Grausam müde seit zwei Tagen. Vielleicht ist das schon die Frühjahrsmüdigkeit. Oder es kommt von der dauernden stürmischen Atmosphäre. Diese Woche erhielt ich eine Urlaubskarte von der Ostsee mit folgendem Inhalt: "Soeben haben wir ohne Schaden zu nehmen, den Orkan an der Ostsee-Küste überstanden ... Zudem haben wir schönes Wetter." Ähm? Und gerade pfeift und klappert es schon wieder, daß man das Gefühl hat, das Haus hebt gleich ab. Mein Balkon sieht aus wie eine Unfallstelle. Dabei gewinne ich im 4. Stock noch nicht einmal etwas beim Sturm-Wichteln. Außerdem trage ich einen schnurrigen Ganzkörper-Muskelkater mit mir herum. Ich hoffe ja immer noch darauf, daß die paar Zentimeter mehr, die ich seit Weihnachten an Bauch und Po habe, Muskeln sind. Ich befürchte allerdings, das ist doch zum Teil eher eine Folge der regelmäßigen Lieferdienst-Gelage.
Letzte Nacht im Traum dagegen bin ich von einer Schulstunde zur nächsten gezogen. Wenn ich aufwachte und wieder einschlief, saß ich prompt in der nächsten Schulstunde. Und zwischen all den Schulstunden war ich schnell noch bei der Hochzeit von Angela Merkel. Die hatte für diese Feierlichkeit ein ganz ausgefallenes Ambiente ausgesucht.
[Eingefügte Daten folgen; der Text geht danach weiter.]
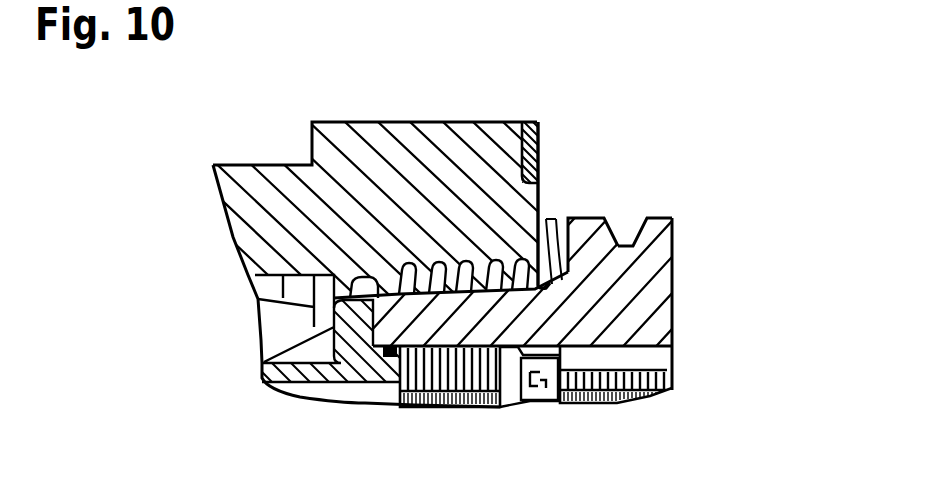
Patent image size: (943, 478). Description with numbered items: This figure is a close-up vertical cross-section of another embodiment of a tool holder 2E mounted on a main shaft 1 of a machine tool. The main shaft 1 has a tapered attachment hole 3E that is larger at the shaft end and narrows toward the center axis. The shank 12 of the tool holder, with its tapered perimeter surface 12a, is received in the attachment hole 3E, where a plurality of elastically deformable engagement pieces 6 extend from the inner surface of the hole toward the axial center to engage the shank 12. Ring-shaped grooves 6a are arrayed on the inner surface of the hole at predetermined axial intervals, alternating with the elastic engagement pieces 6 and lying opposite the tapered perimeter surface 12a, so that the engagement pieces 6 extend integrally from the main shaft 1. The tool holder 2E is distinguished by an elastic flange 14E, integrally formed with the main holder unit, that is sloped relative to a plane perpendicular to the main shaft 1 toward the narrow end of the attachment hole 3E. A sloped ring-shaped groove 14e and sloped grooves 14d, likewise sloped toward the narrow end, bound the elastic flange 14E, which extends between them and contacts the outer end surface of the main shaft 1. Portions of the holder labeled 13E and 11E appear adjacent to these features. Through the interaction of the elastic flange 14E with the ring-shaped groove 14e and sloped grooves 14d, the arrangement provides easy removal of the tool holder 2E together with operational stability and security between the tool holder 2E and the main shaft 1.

In einer großen Festhalle standen überall Badewannen in kleinen, dunkelroten Séparées, die aber offen zur großen Halle waren. Wenn man also die ganze Nacht so durch Schulstunden und noch eine Hochzeit hetzt, ist es wahrscheinlich auch kein Wunder, wenn man tagsüber hundemüde ist. Blöd ist das bei Lektüren, die nur mäßig spannend sind. Mit "Der Turm" bin ich zum Glück fertig. Jetzt lese ich "Lempriere's Wörterbuch" von Lawrence Norfolk. Das sind "nur" 600 Seiten, doch das erste Kapitel war mühsam. Das zweite Kapitel ist immerhin schon etwas besser. Aber so eine Nachtschicht wie in "Der Turm" beschrieben, wäre gerade der Horror für mich. Deshalb falle ich jetzt sofort ins Bett. Gute Nacht!
"In der B-Schicht, die nachts arbeitete, wurden weder Orden noch Medaillen hergestellt, sondern die sieben Bände der Rütten & Loeningschen Ausgabe der 'Recherche' von Proust gelesen. "Manchmal muß man die Menschen zu ihrem Glück zwingen", meinte Traugott Pfeffer. "Hier ist mein Bereich, und einer nach dem anderen, der meine Nachtschicht passiert, liest die Suche - Blatt für Blatt, Band für Band. Schlafen ist nicht zulässig. Ich werde Sie prüfen, ob Sie würdig, weil gründlich sind. Damit." Er zog ein Futteral aus seiner linken Hüft-Kitteltasche und entnahm eine im Elektrolytbad vergoldete, blinkend scharfgeschliffene Krawattennadel. Diese Nadel, erfuhr Christian von einem der zur Bewährung in der Produktion verurteilten Philosophen in der B-Schicht, stach Traugott Pfeffer in die Verlorene Zeit, schlug die Seite auf, las und begann zu fragen. "Machen Sie sich am besten Notizen", sagte der Philosoph. "Wen er einmal für wert befunden hat, Proust zu lesen, kommt nicht aus der Nachtschicht heraus, ehe er das gesamte Werk kennt."